The concept behind the show was simple-each 90-minute episode would follow the workings of a small tv station through the course of its programming day-from homegrown morning shows like Wrong Side of the Bed to commercials, the news, movies, variety shows, talk shows, music programs, to Count Floyd's Monster Chiller Horror Theater, which regularly aired some of the unscariest movies ever made.
It also followed the station's personalities behind the scenes-from station president Guy Caballero, who only used a wheelchair "for respect," to hapless stars like Johnny LaRue, Bobby Bittman, Lola Heatherton and the McKenzie Brothers. Mixed in were spot-on impersonations of Bob Hope, Bing Crosby, Woody Allen, Katharine Hepburn, Richard Harris, Orson Welles and dozens of others.
There were no guest hosts, no monologues, no live studio audience. Their musical guests (Dr. John, Roy Orbison, The Tubes) would act in sketches, but for the most part it was just those seven performers taking on hundreds of roles.
The bits ranged from 15-second promos for non-existent shows to extravagant half-hour parodies (one of my favorites combined Fantasy Island, Casablanca and The Wizard of Oz).
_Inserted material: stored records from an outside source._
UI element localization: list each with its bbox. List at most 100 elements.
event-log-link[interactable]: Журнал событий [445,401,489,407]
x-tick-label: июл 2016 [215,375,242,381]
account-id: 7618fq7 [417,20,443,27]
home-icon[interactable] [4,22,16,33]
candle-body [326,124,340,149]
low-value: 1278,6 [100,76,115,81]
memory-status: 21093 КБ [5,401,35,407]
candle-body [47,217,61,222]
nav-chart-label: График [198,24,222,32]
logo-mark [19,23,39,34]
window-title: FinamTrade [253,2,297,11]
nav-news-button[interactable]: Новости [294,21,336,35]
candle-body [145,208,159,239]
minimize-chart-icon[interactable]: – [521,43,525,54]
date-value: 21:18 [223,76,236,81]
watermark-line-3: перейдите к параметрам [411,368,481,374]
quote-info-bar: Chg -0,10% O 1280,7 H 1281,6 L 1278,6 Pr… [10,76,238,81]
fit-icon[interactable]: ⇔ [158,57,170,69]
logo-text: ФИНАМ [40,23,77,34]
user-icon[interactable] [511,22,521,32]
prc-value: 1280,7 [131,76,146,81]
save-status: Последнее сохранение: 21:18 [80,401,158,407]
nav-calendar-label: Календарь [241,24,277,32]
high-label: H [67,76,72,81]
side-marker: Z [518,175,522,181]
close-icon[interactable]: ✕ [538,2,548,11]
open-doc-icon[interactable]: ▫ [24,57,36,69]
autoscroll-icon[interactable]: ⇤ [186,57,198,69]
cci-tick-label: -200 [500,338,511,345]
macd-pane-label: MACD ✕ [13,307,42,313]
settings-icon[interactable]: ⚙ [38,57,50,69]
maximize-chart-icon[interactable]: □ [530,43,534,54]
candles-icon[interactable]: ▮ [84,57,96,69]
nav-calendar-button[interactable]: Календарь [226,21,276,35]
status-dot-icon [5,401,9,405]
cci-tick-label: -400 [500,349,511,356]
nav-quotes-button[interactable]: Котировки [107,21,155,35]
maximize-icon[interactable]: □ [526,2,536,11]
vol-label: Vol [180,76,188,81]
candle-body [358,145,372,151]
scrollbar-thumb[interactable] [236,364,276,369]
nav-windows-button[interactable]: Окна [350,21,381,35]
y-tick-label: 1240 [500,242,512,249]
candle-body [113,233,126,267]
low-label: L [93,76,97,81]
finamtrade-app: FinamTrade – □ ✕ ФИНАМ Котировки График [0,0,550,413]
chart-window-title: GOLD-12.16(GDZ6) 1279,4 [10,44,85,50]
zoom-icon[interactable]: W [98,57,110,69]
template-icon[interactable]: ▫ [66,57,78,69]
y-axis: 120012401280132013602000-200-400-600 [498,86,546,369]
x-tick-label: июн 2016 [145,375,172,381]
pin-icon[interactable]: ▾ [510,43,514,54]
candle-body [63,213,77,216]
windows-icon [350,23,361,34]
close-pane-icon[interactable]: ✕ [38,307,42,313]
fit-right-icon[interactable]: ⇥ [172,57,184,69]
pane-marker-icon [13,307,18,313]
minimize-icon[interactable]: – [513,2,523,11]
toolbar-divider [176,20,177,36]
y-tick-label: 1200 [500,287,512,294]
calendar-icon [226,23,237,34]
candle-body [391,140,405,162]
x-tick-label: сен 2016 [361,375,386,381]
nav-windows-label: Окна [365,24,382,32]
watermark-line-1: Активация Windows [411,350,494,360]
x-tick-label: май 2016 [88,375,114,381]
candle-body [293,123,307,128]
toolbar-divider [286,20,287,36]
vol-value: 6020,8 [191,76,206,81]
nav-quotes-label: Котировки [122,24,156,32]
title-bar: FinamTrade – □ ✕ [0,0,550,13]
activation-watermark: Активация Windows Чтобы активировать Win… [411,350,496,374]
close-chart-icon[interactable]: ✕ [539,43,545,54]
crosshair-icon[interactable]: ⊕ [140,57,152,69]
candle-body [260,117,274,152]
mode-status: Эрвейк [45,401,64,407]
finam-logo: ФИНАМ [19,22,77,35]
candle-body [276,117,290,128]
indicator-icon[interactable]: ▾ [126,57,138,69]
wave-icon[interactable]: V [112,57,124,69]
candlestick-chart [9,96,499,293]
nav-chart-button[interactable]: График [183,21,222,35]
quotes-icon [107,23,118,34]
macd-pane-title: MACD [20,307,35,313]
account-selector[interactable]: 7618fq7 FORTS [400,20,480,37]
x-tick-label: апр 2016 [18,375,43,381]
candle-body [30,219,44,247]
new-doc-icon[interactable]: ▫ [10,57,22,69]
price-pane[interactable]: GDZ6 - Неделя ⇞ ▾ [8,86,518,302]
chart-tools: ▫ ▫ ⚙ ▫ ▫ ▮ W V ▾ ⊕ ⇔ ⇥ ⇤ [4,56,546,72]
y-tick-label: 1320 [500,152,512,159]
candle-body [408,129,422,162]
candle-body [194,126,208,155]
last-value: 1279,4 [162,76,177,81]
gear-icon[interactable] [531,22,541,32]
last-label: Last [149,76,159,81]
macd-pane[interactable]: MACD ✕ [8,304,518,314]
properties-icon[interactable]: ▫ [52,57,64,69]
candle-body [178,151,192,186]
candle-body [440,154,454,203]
Sometimes they fell flat, of course, and sometimes they were just plain odd-like "The Fishin' Musician" or Polynesiantown. But even when something fell flat, you knew that something brilliant was just a few minutes away: Gregory Peck in Taxi Driver, or Eastern European cleaning woman Pirini Scleroso in My Fair Lady.
I could go on and on. The set itself is super. Expensive, yes (obtaining those music rights was a bitch), but on five discs you get nine episodes, together with five featurettes tracing the history of SCTV-from its early days as a Chicago improv troupe to a recent cast reunion. (Oddly, though, Rick Moranis is nowhere to be found.)
The menus are a little short on specifics-if you're trying to track down a specific sketch, you're going to have to rely on your own memory. But over these past weeks, I've found that hopping around looking for one particular sketch will lead me to another I hadn't caught before, so it's all worthwhile. Actually, "Dr. Tongue's 3-D House of Stewardesses" alone makes the whole thing worthwhile.